A l'issue de la 1ère guerre mondiale, les fonds des indemnités de dommages de guerre de plusieurs sucreries (dont celle de Courcelles) sont regroupés pour construire la sucrerie d'Eppeville.


[Par "Service Régional de l'Inventaire", publié le 08/03/08)

Histoire de La Compagnie Nouvelle des Sucreries Réunies

Société industrielle constituée le 13 juin 1919, à l’initiative d’Émile Tabary pour la construction de la nouvelle sucrerie d’Eppeville. La société à laquelle participent également André Boivin, actionnaire principal et Edmé Sommier, rassemble les fonds des indemnités de dommages de guerre de quatorze sucreries de la Somme (Athies, Ercheu, sucrerie Boquet d’Eppeville, sucrerie Ouarnier de Matigny, sucrerie Lapierre de Monchy-Lagache, Mons-en-Chaussée, Moyennecourt, Sainte-Radegonde) et de l’Aisne (sucrerie de Courcelles à Fonsommes, Lesdins-Omissy, Flavy-le-Martel, Montescourt, Seraucourt-le-Grand, Villers-Saint-Christophe, sucrerie Louis Perqueux).

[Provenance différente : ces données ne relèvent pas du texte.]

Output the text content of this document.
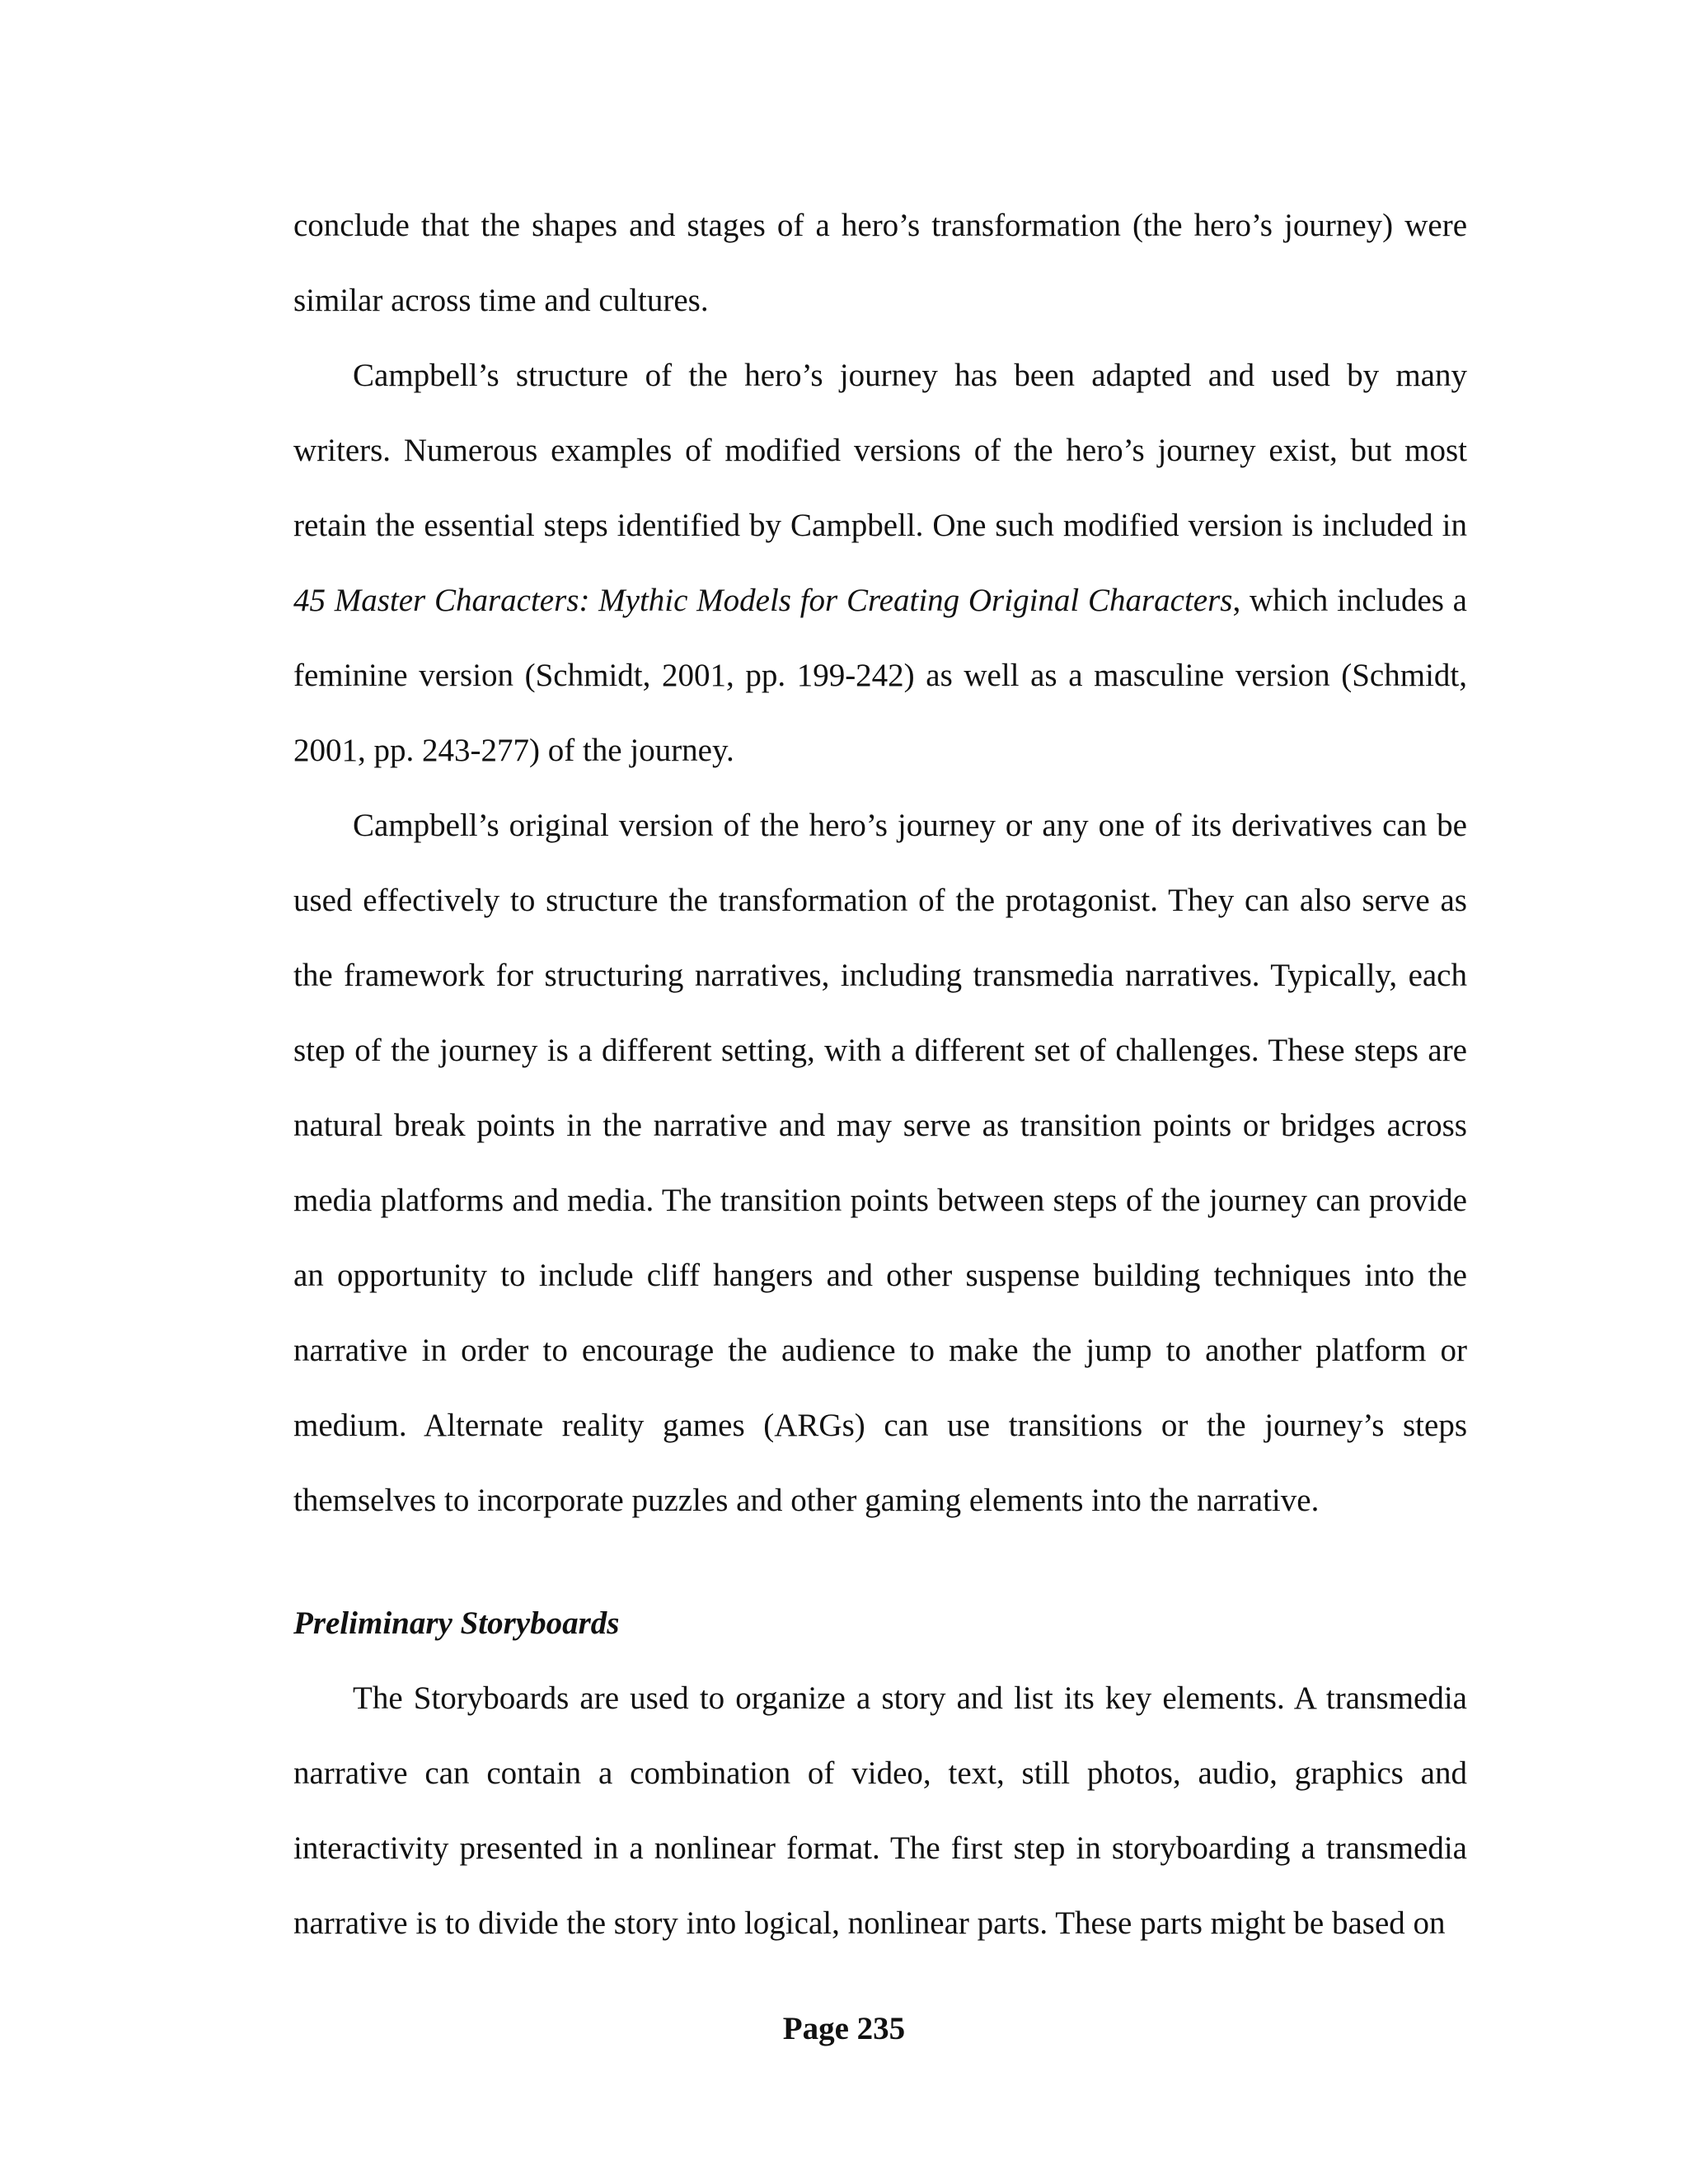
conclude that the shapes and stages of a hero’s transformation (the hero’s journey) were similar across time and cultures.

Campbell’s structure of the hero’s journey has been adapted and used by many writers. Numerous examples of modified versions of the hero’s journey exist, but most retain the essential steps identified by Campbell. One such modified version is included in 45 Master Characters: Mythic Models for Creating Original Characters, which includes a feminine version (Schmidt, 2001, pp. 199-242) as well as a masculine version (Schmidt, 2001, pp. 243-277) of the journey.

Campbell’s original version of the hero’s journey or any one of its derivatives can be used effectively to structure the transformation of the protagonist. They can also serve as the framework for structuring narratives, including transmedia narratives. Typically, each step of the journey is a different setting, with a different set of challenges. These steps are natural break points in the narrative and may serve as transition points or bridges across media platforms and media. The transition points between steps of the journey can provide an opportunity to include cliff hangers and other suspense building techniques into the narrative in order to encourage the audience to make the jump to another platform or medium. Alternate reality games (ARGs) can use transitions or the journey’s steps themselves to incorporate puzzles and other gaming elements into the narrative.

Preliminary Storyboards

The Storyboards are used to organize a story and list its key elements. A transmedia narrative can contain a combination of video, text, still photos, audio, graphics and interactivity presented in a nonlinear format. The first step in storyboarding a transmedia narrative is to divide the story into logical, nonlinear parts. These parts might be based on

Page 235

C’est ainsi qu’en octobre 1922, la Société possède un capital en actions de 3 millions de francs.

La valeur de l’action est décuplée dans l’année qui suit et permet à la société d’atteindre un capital de 30 millions de francs avant la campagne de 1923. Ces capitaux permettent d’ériger l’une des sucreries les plus importantes et les plus modernes de l’Entre-deux-guerres. Edmé Sommier devient le premier Président du Conseil d’administration. L’usine d’Eppeville est placée sous la direction d’Emile Tabary, qui restera à la tête de l’établissement jusqu’en 1950.

La CNSR absorbe la sucrerie de Ham en 1958, celle d’Orange en 1963 et celle de Crisolles en 1964. La société disparait en 1968 en intégrant le groupe Générale Sucrière.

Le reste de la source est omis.